Inductive proof of a binomial series

[lynchu]

Homework Statement

Use mathematical induction and Pascal's Identity to prove:

\binom{n}{0} - \binom{n}{1} + \binom{n}{2} - ... + (-1)^{k}\binom{n}{k} = (-1)^{k}\binom{n-1}{k}

The Attempt at a Solution

First, I guess this means something like:
\sum_{i=0}^{k}(-1)^{i}\binom{n}{i} = (-1)^{k}\binom{n-1}{k}

But after that I'm stumped (as with any inductive proof with sums of binomials)... I can't see how my usual strategy would work. i.e. Figure out what n+1 would contribute to the left hand side, add it to the right side and work my way through algebraically.

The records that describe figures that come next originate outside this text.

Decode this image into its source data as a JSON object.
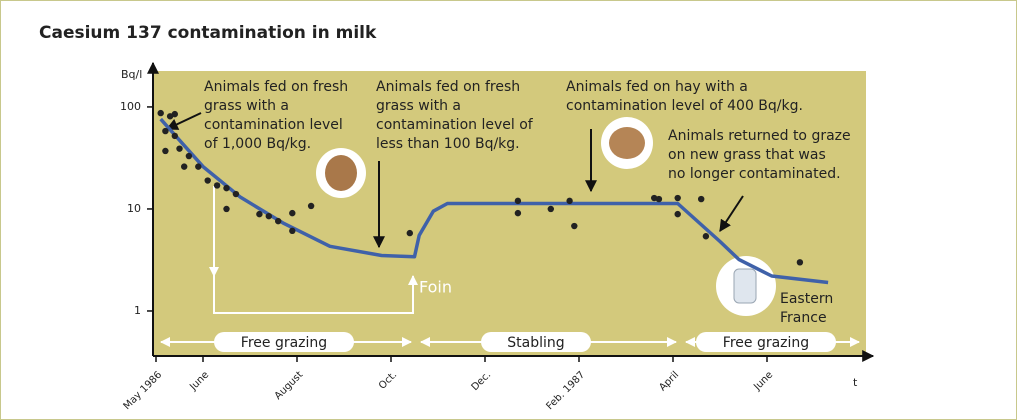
{
  "chart_data": {
    "type": "line",
    "title": "Caesium 137 contamination in milk",
    "y_label": "Bq/l",
    "x_label": "t",
    "log_y": true,
    "grid": false,
    "xlim": [
      0,
      15
    ],
    "xticks": [
      {
        "value": 0,
        "label": "May 1986"
      },
      {
        "value": 1,
        "label": "June"
      },
      {
        "value": 3,
        "label": "August"
      },
      {
        "value": 5,
        "label": "Oct."
      },
      {
        "value": 7,
        "label": "Dec."
      },
      {
        "value": 9,
        "label": "Feb. 1987"
      },
      {
        "value": 11,
        "label": "April"
      },
      {
        "value": 13,
        "label": "June"
      }
    ],
    "ylim": [
      0.362,
      225
    ],
    "yticks": [
      1,
      10,
      100
    ],
    "curve": {
      "color": "#3f61a9",
      "x": [
        0.1,
        1.0,
        1.8,
        2.7,
        3.7,
        4.8,
        5.5,
        5.6,
        5.9,
        6.2,
        11.1,
        12.0,
        12.4,
        13.1,
        14.3
      ],
      "values": [
        76,
        26,
        13,
        7.3,
        4.3,
        3.5,
        3.4,
        5.5,
        9.5,
        11.3,
        11.3,
        4.8,
        3.2,
        2.2,
        1.9
      ]
    },
    "points": {
      "color": "#222222",
      "x": [
        0.1,
        0.3,
        0.4,
        0.2,
        0.4,
        0.2,
        0.5,
        0.7,
        0.6,
        0.9,
        1.1,
        1.3,
        1.5,
        1.7,
        1.5,
        2.2,
        2.4,
        2.6,
        2.9,
        2.9,
        3.3,
        5.4,
        7.7,
        7.7,
        8.4,
        8.8,
        8.9,
        10.6,
        10.7,
        11.1,
        11.1,
        11.6,
        11.7,
        13.7
      ],
      "values": [
        87,
        81,
        85,
        58,
        52,
        37,
        39,
        33,
        26,
        26,
        19,
        17,
        16,
        14,
        10,
        8.9,
        8.5,
        7.6,
        6.1,
        9.1,
        10.7,
        5.8,
        12,
        9.1,
        10,
        12,
        6.8,
        12.8,
        12.5,
        12.8,
        8.9,
        12.5,
        5.4,
        3.0
      ]
    },
    "annotations": [
      {
        "lines": [
          "Animals fed on fresh",
          "grass with a",
          "contamination level",
          "of 1,000 Bq/kg."
        ]
      },
      {
        "lines": [
          "Animals fed on fresh",
          "grass with a",
          "contamination level of",
          "less than 100 Bq/kg."
        ]
      },
      {
        "lines": [
          "Animals fed on hay with a",
          "contamination level of 400 Bq/kg."
        ]
      },
      {
        "lines": [
          "Animals returned to graze",
          "on new grass that was",
          "no longer contaminated."
        ]
      },
      {
        "lines": [
          "Foin"
        ]
      },
      {
        "lines": [
          "Eastern",
          "France"
        ]
      }
    ],
    "periods": [
      "Free grazing",
      "Stabling",
      "Free grazing"
    ]
  }
}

Help with this would be very appreciated!

 

[HallsofIvy]

Am I missing something? When k= 0 that says
\begin{pmatrix}n \\ 0\end{pmatrix}= (-1)^0\begin{pmatrix}n-1 \\ 0\end{pmatrix}
which is not true, the left side is n and the right n-1.

For k= 1,
\begin{pmatrix}n \\ 0\end{pmatrix}- \begin{pmatrix}n \\ 1\end{pmatrix}= n- (n- 1)= 1
but
(-1)^1\begin{pmatrix}n-1 \\ 1\end{pmatrix}= -(n-2)= 2- n

 

[lynchu]

But \binom{n}{0} = \binom{n-1}{0} = 1

It's the number of 0-element subsets of an n-elements set. Which is 1, because there's only the empty set.

 

[jbunniii]

Well, the problem statement says to use Pascal's identity. What is that identity?

 

[lynchu]

Sorry, forgot to include that. Pascal's Identity is:

\binom{n+1}{k} = \binom{n}{k-1} + \binom{n}{k} for non-negative n's.

 

[jbunniii]

OK, so apply Pascal's identity to the binomial coefficient for each i in the sum:

{n \choose i} = {n - 1 \choose i - 1} + {n - 1 \choose i}

(However, be careful: this doesn't make any sense for i = 0. So you will need to handle that term separately. Similarly, watch out if n = i.)

Then split the sum into two sums. You can apply the inductive hypothesis directly to the sum involving

{n - 1 \choose i}

and you can do the same with the other sum

{n - 1 \choose i - 1}

after a change of variables.

 

[lynchu]

Thanks a bunch.
That's just about what I needed. :)